伊芙眼睛都紅了,瑟爾斯大人就算喜歡她,也沒有喜歡到這個程度,她失魂落魄地躲在花叢裡,一邊難受著,一邊又擔心被發現。
直到所有人都離開,她才敢從花叢裡出來。
夜晚的露水把她的衣裙外層都弄得溼透了,伊芙現在十分狼狽。
她打算先回寢室,但沒走幾步,一股濃郁得刺鼻的薔薇花香突然湧入鼻尖,伊芙腳步一頓,繼而臉上露出嫌惡的神色,質問道:“今天晚上你怎麼回事?為什麼你沒有出現?”
“別生氣啊伊芙小姐。”格雷斯狹長的眼眸微微眯起,手指挑起了少女的下巴,“你是知道的,瑟爾斯今晚回來了,我聞到了他的味道,哪裡敢朝他靠近。”
伊芙皺緊了眉頭,躲開了他的觸碰。
“真是沒用的東西。

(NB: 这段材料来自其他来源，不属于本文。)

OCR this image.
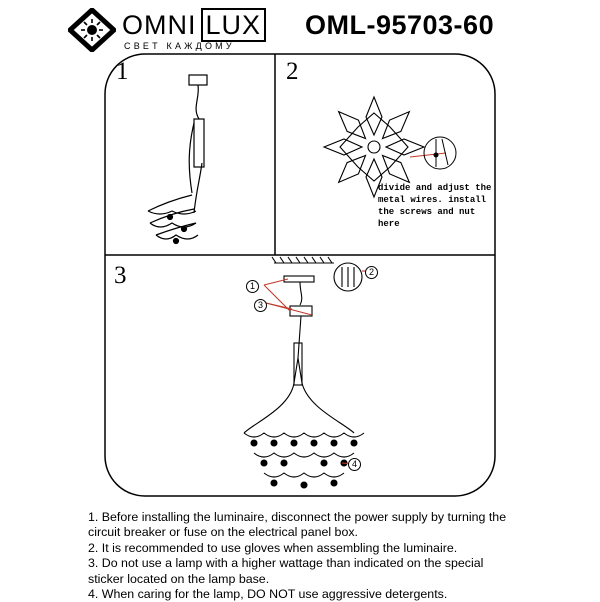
OMNI LUX
СВЕТ КАЖДОМУ
OML-95703-60
1	2
3
divide and adjust the metal wires. install the screws and nut here
1
2
3
4

1. Before installing the luminaire, disconnect the power supply by turning the circuit breaker or fuse on the electrical panel box.

2. It is recommended to use gloves when assembling the luminaire.

3. Do not use a lamp with a higher wattage than indicated on the special sticker located on the lamp base.

4. When caring for the lamp, DO NOT use aggressive detergents.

”
少女趾高氣揚,還在氣頭上,也不想再與格雷斯爭執,徑直從他身邊離開。
但格雷斯捉住了她,掀開了她的衣裙,又湊到鼻尖嗅了一下,“伊芙小姐,我答應您的事也做了,那您答應我的呢?”
伊芙臉色霎時一變,“你在說什麼?我答應你的,是讓你玩.弄阿諾·亞瑟的血僕,是你自己沒抓住機會,和我有什麼關係?”
“伊芙小姐,有沒有人誇過您很天真?”格雷斯慢條斯理道,“如果我今天晚上白來了一趟,豈不是太吃虧了?”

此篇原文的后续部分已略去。